The thing is running local LLMs will give some kind of reliability and fixed expectations that saves a lot of time - yeah sure Claude might be fantastic one day, but what do I do when the same workload churns out shit the next and I am halfway thru updating and referencing a 500 document set?

Better the devil you know and all that.

chaosprint 8 hours ago||
I bought a Claude membership a few days ago. I asked him to fix a React issue—a very simple UI modification with almost no logic. He still failed to understand it. And after three attempts, the 5-hour limit was reached. This was a disaster.

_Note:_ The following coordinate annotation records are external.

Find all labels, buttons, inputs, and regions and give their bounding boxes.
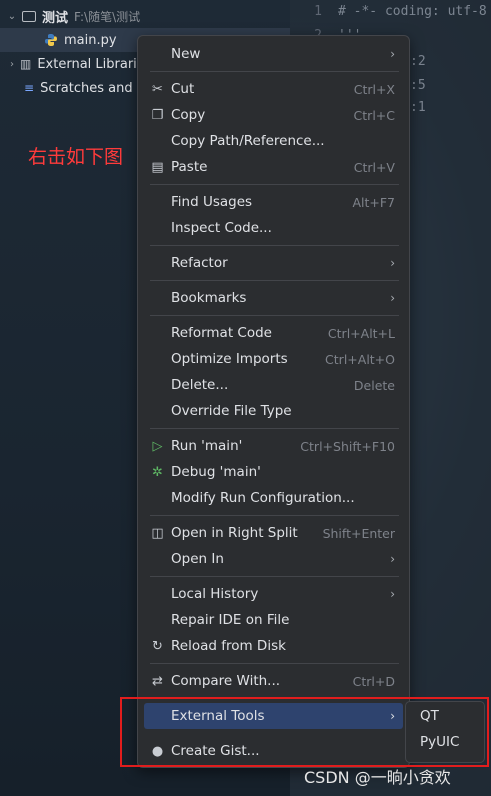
compare-icon: ⇄	[152, 673, 163, 689]
menu-item-label: Repair IDE on File	[171, 612, 290, 628]
menu-item-optimize-imports[interactable]: Optimize Imports Ctrl+Alt+O	[144, 346, 403, 372]
menu-item-label: Bookmarks	[171, 290, 247, 306]
chevron-right-icon: ›	[390, 291, 395, 305]
menu-separator	[150, 184, 399, 185]
tree-root-folder[interactable]: ⌄ 测试 F:\随笔\测试	[0, 4, 140, 28]
menu-item-repair-ide[interactable]: Repair IDE on File	[144, 607, 403, 633]
menu-item-local-history[interactable]: Local History ›	[144, 581, 403, 607]
paste-icon: ▤	[151, 159, 164, 175]
menu-item-bookmarks[interactable]: Bookmarks ›	[144, 285, 403, 311]
highlight-box	[120, 697, 489, 767]
code-fragment: :5	[410, 78, 426, 93]
menu-item-label: Open in Right Split	[171, 525, 298, 541]
shortcut-label: Ctrl+C	[353, 107, 395, 123]
shortcut-label: Ctrl+X	[353, 81, 395, 97]
watermark-text: CSDN @一晌小贪欢	[304, 768, 451, 787]
bug-icon: ✲	[152, 464, 163, 480]
menu-item-find-usages[interactable]: Find Usages Alt+F7	[144, 189, 403, 215]
shortcut-label: Ctrl+D	[352, 673, 395, 689]
chevron-right-icon: ›	[390, 587, 395, 601]
shortcut-label: Ctrl+Shift+F10	[300, 438, 395, 454]
menu-item-label: Refactor	[171, 255, 228, 271]
menu-item-label: Modify Run Configuration...	[171, 490, 355, 506]
external-libraries-label: External Librari	[37, 56, 137, 72]
menu-item-label: Run 'main'	[171, 438, 243, 454]
shortcut-label: Ctrl+Alt+O	[325, 351, 395, 367]
menu-item-modify-run-configuration[interactable]: Modify Run Configuration...	[144, 485, 403, 511]
code-fragment: :2	[410, 54, 426, 69]
shortcut-label: Ctrl+V	[353, 159, 395, 175]
menu-item-label: Cut	[171, 81, 195, 97]
menu-item-cut[interactable]: ✂ Cut Ctrl+X	[144, 76, 403, 102]
menu-item-compare-with[interactable]: ⇄ Compare With... Ctrl+D	[144, 668, 403, 694]
folder-icon	[22, 10, 36, 22]
menu-separator	[150, 71, 399, 72]
library-icon: ▥	[20, 57, 32, 71]
menu-separator	[150, 245, 399, 246]
menu-item-label: New	[171, 46, 201, 62]
chevron-right-icon[interactable]: ›	[4, 59, 20, 70]
split-icon: ◫	[151, 525, 164, 541]
menu-item-inspect-code[interactable]: Inspect Code...	[144, 215, 403, 241]
line-number: 1	[314, 4, 322, 19]
chevron-down-icon[interactable]: ⌄	[4, 11, 20, 22]
scratches-label: Scratches and	[40, 80, 133, 96]
menu-item-label: Open In	[171, 551, 224, 567]
menu-item-delete[interactable]: Delete... Delete	[144, 372, 403, 398]
tree-scratches[interactable]: ≡ Scratches and	[0, 76, 133, 100]
menu-item-reload-from-disk[interactable]: ↻ Reload from Disk	[144, 633, 403, 659]
menu-item-label: Delete...	[171, 377, 229, 393]
menu-item-label: Optimize Imports	[171, 351, 288, 367]
chevron-right-icon: ›	[390, 256, 395, 270]
root-folder-path: F:\随笔\测试	[74, 9, 141, 24]
code-line: # -*- coding: utf-8	[338, 4, 487, 19]
menu-separator	[150, 576, 399, 577]
menu-separator	[150, 315, 399, 316]
menu-item-copy[interactable]: ❐ Copy Ctrl+C	[144, 102, 403, 128]
scratches-icon: ≡	[24, 81, 35, 95]
menu-item-open-right-split[interactable]: ◫ Open in Right Split Shift+Enter	[144, 520, 403, 546]
menu-separator	[150, 663, 399, 664]
scissors-icon: ✂	[152, 81, 163, 97]
shortcut-label: Ctrl+Alt+L	[327, 325, 395, 341]
menu-item-label: Reload from Disk	[171, 638, 286, 654]
context-menu: New › ✂ Cut Ctrl+X ❐ Copy Ctrl+C Copy Pa…	[137, 35, 410, 768]
shortcut-label: Shift+Enter	[322, 525, 395, 541]
menu-item-label: Paste	[171, 159, 208, 175]
python-file-icon	[45, 34, 57, 46]
chevron-right-icon: ›	[390, 47, 395, 61]
menu-separator	[150, 428, 399, 429]
code-fragment: :1	[410, 100, 426, 115]
tree-external-libraries[interactable]: › ▥ External Librari	[0, 52, 137, 76]
menu-item-label: Debug 'main'	[171, 464, 261, 480]
menu-item-override-file-type[interactable]: Override File Type	[144, 398, 403, 424]
menu-item-label: Inspect Code...	[171, 220, 272, 236]
menu-item-label: Find Usages	[171, 194, 253, 210]
copy-icon: ❐	[151, 107, 164, 123]
menu-separator	[150, 280, 399, 281]
menu-item-new[interactable]: New ›	[144, 41, 403, 67]
menu-item-paste[interactable]: ▤ Paste Ctrl+V	[144, 154, 403, 180]
menu-item-refactor[interactable]: Refactor ›	[144, 250, 403, 276]
menu-item-label: Compare With...	[171, 673, 281, 689]
shortcut-label: Alt+F7	[352, 194, 395, 210]
menu-item-run[interactable]: ▷ Run 'main' Ctrl+Shift+F10	[144, 433, 403, 459]
menu-item-label: Copy	[171, 107, 206, 123]
menu-item-label: Reformat Code	[171, 325, 272, 341]
menu-item-debug[interactable]: ✲ Debug 'main'	[144, 459, 403, 485]
chevron-right-icon: ›	[390, 552, 395, 566]
file-name: main.py	[64, 32, 117, 48]
menu-item-label: Copy Path/Reference...	[171, 133, 325, 149]
menu-separator	[150, 515, 399, 516]
menu-item-label: Local History	[171, 586, 259, 602]
shortcut-label: Delete	[353, 377, 395, 393]
menu-item-open-in[interactable]: Open In ›	[144, 546, 403, 572]
play-icon: ▷	[152, 438, 163, 454]
menu-item-copy-path[interactable]: Copy Path/Reference...	[144, 128, 403, 154]
menu-item-reformat-code[interactable]: Reformat Code Ctrl+Alt+L	[144, 320, 403, 346]
menu-item-label: Override File Type	[171, 403, 292, 419]
root-folder-name: 测试	[42, 10, 69, 26]
reload-icon: ↻	[152, 638, 163, 654]
annotation-text: 右击如下图	[28, 146, 124, 168]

I had to immediately buy a CodeX membership and also tried Image2. I won't give Claude another chance.
jryio 8 hours ago|
I find it strange that you've anthropomorphized Claude but not ChatGPT seemingly based on one having a human name and the other not
duxup 10 hours ago|
I’ve definitely encountered a drop in Claude quality.

Even a simple prompt focused on two files I told Claude to do a thing to file A and not change file B (we were using it as a reference).

Claude’s plan was to not touch file B.

First thing it did was alter file B. Astonishing simple task and total failure.

It was all of one prompt, simple task, it failed outright.

I also had it declare that some function did not have a default value and then explain what the fun does and how it defaults to a specific value….

Fundamentally absurd failures that have seriously impacted my level of trust with Claude.